Helen Keller’s story is one of my greatest inspirations. She took the ‘gift’ of blindness and deafness, and, after many brutal years of darkness, loneliness, and deep frustration, she overcame these immense obstacles and in turn gave herself so many incredible gifts of learning, knowledge, education, wisdom, spirituality, world travel, and so much more. Furthermore, she gave back by writing books (publishing 12 during her lifetime), sharing her stories, giving speeches, founding new organizations (including co-founding the American Civil Liberties Union), and serving as an inspiration for countless numbers of individuals as they come to grips with their own hardships. I think back on all the large and small setbacks I have suffered over the decades and ponder where I was able to receive some as gifts and many others simply as the deep injustices and burdens they presented, the kicks in the stomach (metaphorical and otherwise) and punches in the face.
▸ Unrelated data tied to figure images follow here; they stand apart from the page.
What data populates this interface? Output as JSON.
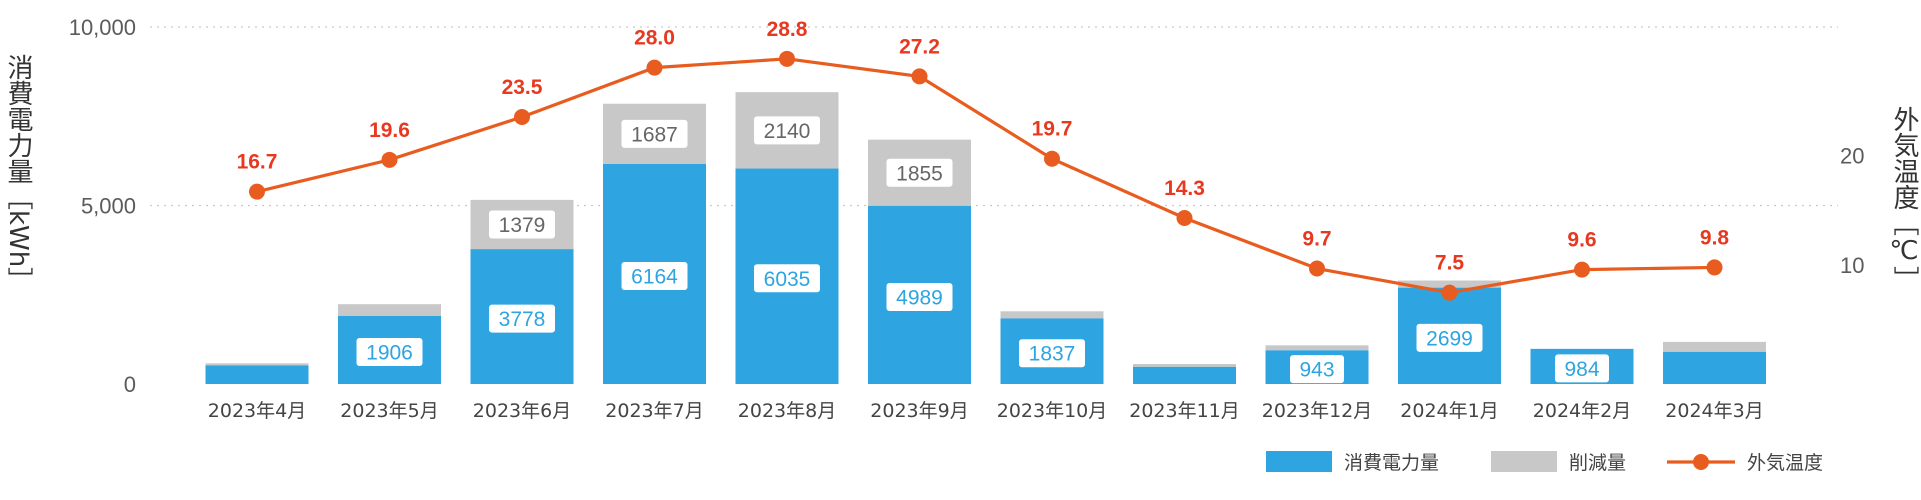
{
  "chart_data": {
    "type": "bar",
    "categories": [
      "2023年4月",
      "2023年5月",
      "2023年6月",
      "2023年7月",
      "2023年8月",
      "2023年9月",
      "2023年10月",
      "2023年11月",
      "2023年12月",
      "2024年1月",
      "2024年2月",
      "2024年3月"
    ],
    "series": [
      {
        "name": "消費電力量",
        "kind": "stacked-bar",
        "axis": "left",
        "color": "#2ea4e0",
        "values": [
          520,
          1906,
          3778,
          6164,
          6035,
          4989,
          1837,
          480,
          943,
          2699,
          984,
          900
        ],
        "labels": [
          "",
          "1906",
          "3778",
          "6164",
          "6035",
          "4989",
          "1837",
          "",
          "943",
          "2699",
          "984",
          ""
        ]
      },
      {
        "name": "削減量",
        "kind": "stacked-bar",
        "axis": "left",
        "color": "#c8c8c8",
        "values": [
          60,
          330,
          1379,
          1687,
          2140,
          1855,
          200,
          80,
          140,
          200,
          0,
          280
        ],
        "labels": [
          "",
          "",
          "1379",
          "1687",
          "2140",
          "1855",
          "",
          "",
          "",
          "",
          "",
          ""
        ]
      },
      {
        "name": "外気温度",
        "kind": "line",
        "axis": "right",
        "color": "#e85c1f",
        "values": [
          16.7,
          19.6,
          23.5,
          28.0,
          28.8,
          27.2,
          19.7,
          14.3,
          9.7,
          7.5,
          9.6,
          9.8
        ],
        "labels": [
          "16.7",
          "19.6",
          "23.5",
          "28.0",
          "28.8",
          "27.2",
          "19.7",
          "14.3",
          "9.7",
          "7.5",
          "9.6",
          "9.8"
        ]
      }
    ],
    "yAxisLeft": {
      "label": "消費電力量［kWh］",
      "ticks": [
        "0",
        "5,000",
        "10,000"
      ],
      "range": [
        0,
        10000
      ]
    },
    "yAxisRight": {
      "label": "外気温度［℃］",
      "ticks": [
        "10",
        "20"
      ],
      "tickValues": [
        10,
        20
      ],
      "range": [
        -0.82,
        31.7
      ]
    },
    "grid": true,
    "legend": {
      "position": "bottom-right",
      "items": [
        {
          "label": "消費電力量",
          "marker": "bar",
          "color": "#2ea4e0"
        },
        {
          "label": "削減量",
          "marker": "bar",
          "color": "#c8c8c8"
        },
        {
          "label": "外気温度",
          "marker": "line-dot",
          "color": "#e85c1f"
        }
      ]
    }
  }
}
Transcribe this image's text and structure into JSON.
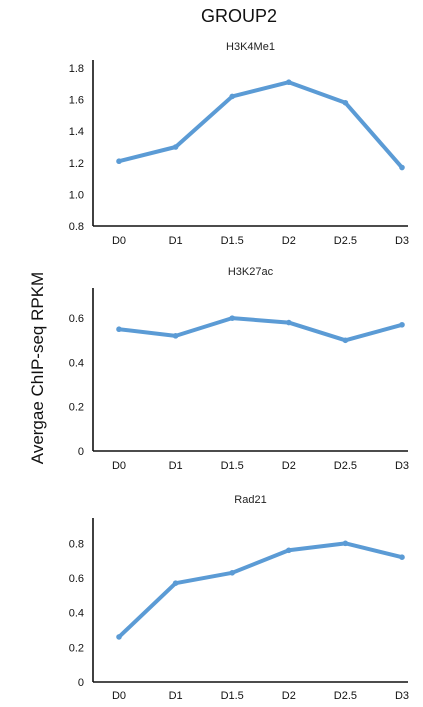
{
  "figure": {
    "title": "GROUP2",
    "ylabel": "Avergae ChIP-seq RPKM"
  },
  "colors": {
    "series": "#5b9bd5",
    "axis": "#111111"
  },
  "chart_data": [
    {
      "type": "line",
      "title": "H3K4Me1",
      "xlabel": "",
      "ylabel": "Avergae ChIP-seq RPKM",
      "categories": [
        "D0",
        "D1",
        "D1.5",
        "D2",
        "D2.5",
        "D3"
      ],
      "ylim": [
        0.8,
        1.8
      ],
      "yticks": [
        "0.8",
        "1.0",
        "1.2",
        "1.4",
        "1.6",
        "1.8"
      ],
      "series": [
        {
          "values": [
            1.21,
            1.3,
            1.62,
            1.71,
            1.58,
            1.17
          ]
        }
      ],
      "grid": false
    },
    {
      "type": "line",
      "title": "H3K27ac",
      "xlabel": "",
      "ylabel": "Avergae ChIP-seq RPKM",
      "categories": [
        "D0",
        "D1",
        "D1.5",
        "D2",
        "D2.5",
        "D3"
      ],
      "ylim": [
        0,
        0.7
      ],
      "yticks": [
        "0",
        "0.2",
        "0.4",
        "0.6"
      ],
      "series": [
        {
          "values": [
            0.55,
            0.52,
            0.6,
            0.58,
            0.5,
            0.57
          ]
        }
      ],
      "grid": false
    },
    {
      "type": "line",
      "title": "Rad21",
      "xlabel": "",
      "ylabel": "Avergae ChIP-seq RPKM",
      "categories": [
        "D0",
        "D1",
        "D1.5",
        "D2",
        "D2.5",
        "D3"
      ],
      "ylim": [
        0,
        0.9
      ],
      "yticks": [
        "0",
        "0.2",
        "0.4",
        "0.6",
        "0.8"
      ],
      "series": [
        {
          "values": [
            0.26,
            0.57,
            0.63,
            0.76,
            0.8,
            0.72
          ]
        }
      ],
      "grid": false
    }
  ]
}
So, where to we take this? The birthday concept and the gift-receiving mindset can be received and advanced or ignored however we like. I like to start the day by reminding myself what gifts I have been granted, what gifts I want to give myself, and what gifts I can grant to others. I don’t want to give the gift of a broken foot, collapsed lung, or loss of sight to anyone, but I can offer other small gifts of kindness and generosity every day to people who are struggling to make it through each day, often with hidden but profound internal burdens of their own.
And, what about presents or “presence” as highlighted in the title of this reflection. “Presence” is truly one of the greatest gifts that we can not only give to ourselves but that we can give to others. Being present in the moment. How often have we heard about that importance of that? Nowadays, we understand presence as mindfulness. What greater gift can you grant to those in need of a little inspiration, a little guidance, a little reassurance than your presence? What greater gift can you give to yourself than a little presence in the moment? What better way to grant birthdays to your own children, spouse, family, and friends than to give them your presence? Write that letter, make that phone call, give that recognition, show that sign of praise, appreciation, or acceptance.
Can you identify some hidden gifts that you have received in the past week, month, or year? What happened during that time? Did you recognize those gifts? What can you do to position yourself to better give and receive gifts and presence? How might you be able to celebrate every day as your birthday?